RT-CO-DETR: Boosting Real-Time Object Detection with Knowledge Distillation

This project enhances the performance of the real-time object detector RT-DETR on the TACO (Trash Annotations in Context) dataset by leveraging Knowledge Distillation. We use a powerful but slower teacher model, Conditional DETR, to guide the training of a faster student model, RT-DETR-L, significantly improving its accuracy without compromising its real-time inference speed.

The entire training and benchmarking pipeline is designed to be executed within a Kaggle Notebook environment.

1. Overview

The primary goal is to improve the accuracy of the RT-DETR model for trash detection on the TACO dataset. Standard fine-tuning can be limited, so we employ a teacher-student knowledge distillation strategy.
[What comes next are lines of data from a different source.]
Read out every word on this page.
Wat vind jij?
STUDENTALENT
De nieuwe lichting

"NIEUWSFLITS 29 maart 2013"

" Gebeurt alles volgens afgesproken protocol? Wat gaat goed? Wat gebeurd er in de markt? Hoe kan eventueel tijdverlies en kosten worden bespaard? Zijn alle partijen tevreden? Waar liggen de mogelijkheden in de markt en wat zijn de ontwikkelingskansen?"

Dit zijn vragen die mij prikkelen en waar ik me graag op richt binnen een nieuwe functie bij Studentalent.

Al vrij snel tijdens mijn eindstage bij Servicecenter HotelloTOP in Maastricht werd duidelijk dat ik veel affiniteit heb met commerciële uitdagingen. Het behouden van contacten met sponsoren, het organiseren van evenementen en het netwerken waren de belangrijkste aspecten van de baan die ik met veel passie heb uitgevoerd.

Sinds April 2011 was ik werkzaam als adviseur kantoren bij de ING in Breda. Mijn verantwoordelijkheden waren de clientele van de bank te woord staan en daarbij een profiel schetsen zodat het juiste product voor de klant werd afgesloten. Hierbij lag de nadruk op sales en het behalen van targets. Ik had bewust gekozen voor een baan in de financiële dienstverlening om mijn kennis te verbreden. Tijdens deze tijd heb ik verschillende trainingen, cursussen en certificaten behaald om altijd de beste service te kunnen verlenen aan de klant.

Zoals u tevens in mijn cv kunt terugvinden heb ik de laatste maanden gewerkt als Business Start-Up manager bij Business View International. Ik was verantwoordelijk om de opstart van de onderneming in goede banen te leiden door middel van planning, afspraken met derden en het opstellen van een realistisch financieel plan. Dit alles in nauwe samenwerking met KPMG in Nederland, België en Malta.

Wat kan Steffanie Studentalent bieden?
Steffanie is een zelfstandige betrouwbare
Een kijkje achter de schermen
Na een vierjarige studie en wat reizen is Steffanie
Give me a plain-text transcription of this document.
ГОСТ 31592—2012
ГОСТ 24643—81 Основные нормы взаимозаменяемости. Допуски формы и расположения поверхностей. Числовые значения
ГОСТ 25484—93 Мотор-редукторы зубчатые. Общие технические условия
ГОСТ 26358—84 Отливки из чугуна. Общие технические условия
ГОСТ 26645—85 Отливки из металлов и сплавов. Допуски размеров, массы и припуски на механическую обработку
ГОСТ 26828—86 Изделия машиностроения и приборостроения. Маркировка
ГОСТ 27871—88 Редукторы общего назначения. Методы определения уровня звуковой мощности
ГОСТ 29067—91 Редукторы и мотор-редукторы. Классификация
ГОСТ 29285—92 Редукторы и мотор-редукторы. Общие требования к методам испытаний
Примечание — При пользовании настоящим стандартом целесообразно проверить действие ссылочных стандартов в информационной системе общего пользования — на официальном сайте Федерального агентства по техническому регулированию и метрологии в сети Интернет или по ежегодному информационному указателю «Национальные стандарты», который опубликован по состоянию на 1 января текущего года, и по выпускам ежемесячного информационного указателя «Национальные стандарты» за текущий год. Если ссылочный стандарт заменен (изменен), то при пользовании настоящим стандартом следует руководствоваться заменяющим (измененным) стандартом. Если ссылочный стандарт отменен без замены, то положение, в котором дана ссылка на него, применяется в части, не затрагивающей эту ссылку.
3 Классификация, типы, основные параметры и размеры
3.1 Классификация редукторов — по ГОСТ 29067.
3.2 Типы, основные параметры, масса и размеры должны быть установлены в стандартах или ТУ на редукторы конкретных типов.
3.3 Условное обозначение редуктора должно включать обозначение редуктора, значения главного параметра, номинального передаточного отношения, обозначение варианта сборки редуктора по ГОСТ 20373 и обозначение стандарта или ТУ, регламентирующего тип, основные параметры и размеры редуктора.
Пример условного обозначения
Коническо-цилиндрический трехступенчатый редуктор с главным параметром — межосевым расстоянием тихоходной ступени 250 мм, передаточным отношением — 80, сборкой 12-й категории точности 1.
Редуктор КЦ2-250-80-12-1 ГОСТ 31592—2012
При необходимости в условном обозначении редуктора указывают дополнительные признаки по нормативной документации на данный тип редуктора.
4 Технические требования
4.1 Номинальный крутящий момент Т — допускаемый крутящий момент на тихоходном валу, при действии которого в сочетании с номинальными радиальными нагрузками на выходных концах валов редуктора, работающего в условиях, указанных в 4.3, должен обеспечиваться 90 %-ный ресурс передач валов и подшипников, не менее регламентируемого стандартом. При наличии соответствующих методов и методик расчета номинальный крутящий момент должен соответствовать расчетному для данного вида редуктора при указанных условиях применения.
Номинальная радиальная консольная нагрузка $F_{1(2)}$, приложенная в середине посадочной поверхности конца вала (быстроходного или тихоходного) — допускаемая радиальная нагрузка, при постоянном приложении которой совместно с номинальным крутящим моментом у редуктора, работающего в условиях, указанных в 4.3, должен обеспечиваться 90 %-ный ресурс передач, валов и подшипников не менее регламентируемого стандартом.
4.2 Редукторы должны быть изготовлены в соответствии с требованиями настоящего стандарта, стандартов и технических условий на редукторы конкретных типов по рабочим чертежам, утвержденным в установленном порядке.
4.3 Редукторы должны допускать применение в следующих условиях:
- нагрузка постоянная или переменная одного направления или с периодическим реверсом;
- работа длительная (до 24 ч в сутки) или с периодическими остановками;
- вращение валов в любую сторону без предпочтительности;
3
Student Model: RT-DETR-L, a fast and efficient real-time object detector.
Teacher Model: Conditional DETR (microsoft/conditional-detr-resnet-50), a larger, more accurate, but slower detector.
Core Idea: The student model learns not only from ground-truth labels but also from the rich knowledge provided by the teacher model, including intermediate feature representations and final prediction distributions.

The final distilled model is benchmarked against a standard fine-tuned RT-DETR and a powerful YOLOv11l baseline to demonstrate the effectiveness of our approach.

2. Key Features

Knowledge Distillation Pipeline: Implements both feature-level and prediction-level distillation.
Automated Training Orchestration: A master script (train.py) manages the entire workflow, from data preparation to distillation and final fine-tuning.
Environment-Aware Configuration: A central config.py automatically detects local vs. Kaggle environments.
Multi-GPU Support: Leverages torchrun for efficient, distributed training.
Comprehensive Benchmarking: A dedicated script within our Kaggle notebook compares models across accuracy (mAP), complexity (Parameters, FLOPs), and inference speed.

3. Performance Benchmark

All models were evaluated on the TACO validation set. The benchmark was conducted on a Tesla T4 GPU. The full analysis, including the generation of these results, can be found in the analysis notebook mentioned in the "How to Reproduce" section.

Model	mAP@.50-.95	mAP@.50	Speed (ms)	Params (M)	FLOPs (G)
RT-DETR (Distilled)	0.2610	0.3100	59.06	40.92	136.06
RT-DETR (Baseline)	0.2390	0.3000	59.86	40.92	136.06
YOLOv11l (Baseline)	0.2566	0.2960	28.74	25.36	87.53

Analysis of Results

Knowledge Distillation is Highly Effective: The Distilled RT-DETR significantly outperforms the Baseline RT-DETR, achieving a 9.2% relative improvement in mAP@.50-.95. This accuracy gain comes at no extra cost to inference speed or model complexity.
Comparison with a Strong Baseline (YOLO): While the YOLOv11l is significantly faster and more efficient, the Distilled RT-DETR achieves higher accuracy, demonstrating its superior capability in learning complex representations after being guided by a powerful teacher.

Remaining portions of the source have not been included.